The course of the recurrent laryngeal nerve (RLN) may be obscured by a large goiter, especially in the proximity of its entry in the larynx. Sometimes the nerve may run within a fold of thyroid parenchyma, simulating entry in the gland. Mobilization of a large lobe should be cautious to prevent excessive traction on a RLN that has not yet been dissected free

A rare non-recurrent right laryngeal nerve (0.5–1% of cases) may originate directly from the cervical portion of the vagus, at the level of the thyroid or larynx, and enter the larynx without turning deeper down in the neck. Even more rarely there can be both a recurrent and a non-recurrent laryngeal nerve on the right side, joining below the inferior margin of the thyroid.

If one RLN is completely transected, inadvertently or deliberately for oncological reasons, the ipsilateral cord is adducted toward the midline in a paramedian position. However, if the ipsilateral ebSLN and RLN are damaged, the cord assumes an intermediate position [31]. If there is intraoperative evidence of iatrogenic transection or cancer invasion of the RLN, immediate microsurgical primary repair of the RLN can be performed [32]. Once the nerve is seen to be free of overlying thyroidal tissue, it is allowed to fall back away from the area of dissection into the tracheo-esophageal groove.

If IONM shows evidence of RLN damage (loss of signal) at the end of hemithyroidectomy, it is recommended to stop the procedure. For this reason, it is preferable to begin surgery on the side where disease is more evident.

3.2.9 Inferior Parathyroid Glands

The inferior PGs derive from the third branchial pouch and descend through a long line along with the thymus.

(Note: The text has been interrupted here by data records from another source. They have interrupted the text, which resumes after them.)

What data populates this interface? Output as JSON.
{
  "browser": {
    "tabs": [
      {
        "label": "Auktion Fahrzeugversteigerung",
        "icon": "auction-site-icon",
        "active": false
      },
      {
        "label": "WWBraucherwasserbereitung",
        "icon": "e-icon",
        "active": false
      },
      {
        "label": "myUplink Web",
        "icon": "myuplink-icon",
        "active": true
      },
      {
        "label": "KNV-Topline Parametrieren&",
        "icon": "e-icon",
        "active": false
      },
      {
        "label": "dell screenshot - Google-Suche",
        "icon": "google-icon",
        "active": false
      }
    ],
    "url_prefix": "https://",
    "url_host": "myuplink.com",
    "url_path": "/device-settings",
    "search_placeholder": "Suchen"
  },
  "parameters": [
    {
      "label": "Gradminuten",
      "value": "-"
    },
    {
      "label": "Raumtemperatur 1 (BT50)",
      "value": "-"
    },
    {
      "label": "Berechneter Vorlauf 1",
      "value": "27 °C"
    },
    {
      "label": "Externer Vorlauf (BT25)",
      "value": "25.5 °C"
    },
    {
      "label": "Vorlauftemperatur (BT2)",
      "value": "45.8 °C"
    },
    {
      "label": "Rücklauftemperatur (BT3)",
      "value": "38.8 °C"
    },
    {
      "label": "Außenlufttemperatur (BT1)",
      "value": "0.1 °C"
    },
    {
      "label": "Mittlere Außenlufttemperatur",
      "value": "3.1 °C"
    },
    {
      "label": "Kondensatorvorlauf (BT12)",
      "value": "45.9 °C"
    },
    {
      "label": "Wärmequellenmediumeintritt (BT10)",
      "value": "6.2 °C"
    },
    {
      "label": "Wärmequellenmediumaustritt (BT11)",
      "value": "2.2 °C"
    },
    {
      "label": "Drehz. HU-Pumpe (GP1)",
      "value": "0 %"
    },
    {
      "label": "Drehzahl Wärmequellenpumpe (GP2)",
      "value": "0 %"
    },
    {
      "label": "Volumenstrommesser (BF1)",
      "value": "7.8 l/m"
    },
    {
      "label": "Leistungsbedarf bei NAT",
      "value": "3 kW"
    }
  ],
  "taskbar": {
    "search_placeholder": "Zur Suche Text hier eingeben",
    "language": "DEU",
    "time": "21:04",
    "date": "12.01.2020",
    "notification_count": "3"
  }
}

Consequently, their position is much more variable than that of the superior PGs. Sometimes the inferior PGs are embedded in a small area of adipose tissue within the pretracheal fascia, in the posterior and inferior portion of the thyroid lobes, but they always sit in the vicinity of a terminal branch of the ITA. After identification, adequate blood supply is checked for each PG. Any PG that appears to be devascularized should be autotransplanted [33].

3.2.10 Procedure Completion

A pyramidal lobe, also called Lalouette pyramid, may be present in 15–80% of cases [34], variably extending cranially from the thyroid isthmus towards the hyoid bone.

When the thyroid is dissected off using energy devices incorrectly, the risk of thermal damage to the trachea is high; sometimes tracheal damage is evident only postoperatively when the scar falls, so great caution is mandatory when applying energy close to the trachea. The contralateral thyroid lobe is removed in a similar manner when total thyroidectomy is performed. In a near-total thyroidectomy a very small amount of thyroid tissue is left on the contralateral side to protect the PGs and above all the RLN.

After thyroidectomy, effective hemostasis is confirmed with a Valsalva maneuver. The strap muscles are approximated, leaving a window open inferiorly to prevent a potential hematoma in a closed deep space. When needed, a small suction drain is inserted and is generally removed within 24 hours. The platysma muscle (or, rather, the dermis) is approximated by interrupted 4–0 sutures, and the skin is approximated with a running subcuticular 4–0 or 5–0 absorbable suture. Usually, discharge occurs within 24–48 hours after an uncomplicated course. A circulating angiogenic cytokine profile can confirm adequate completion of total thyroidectomy in both benign and malignant diseases [35].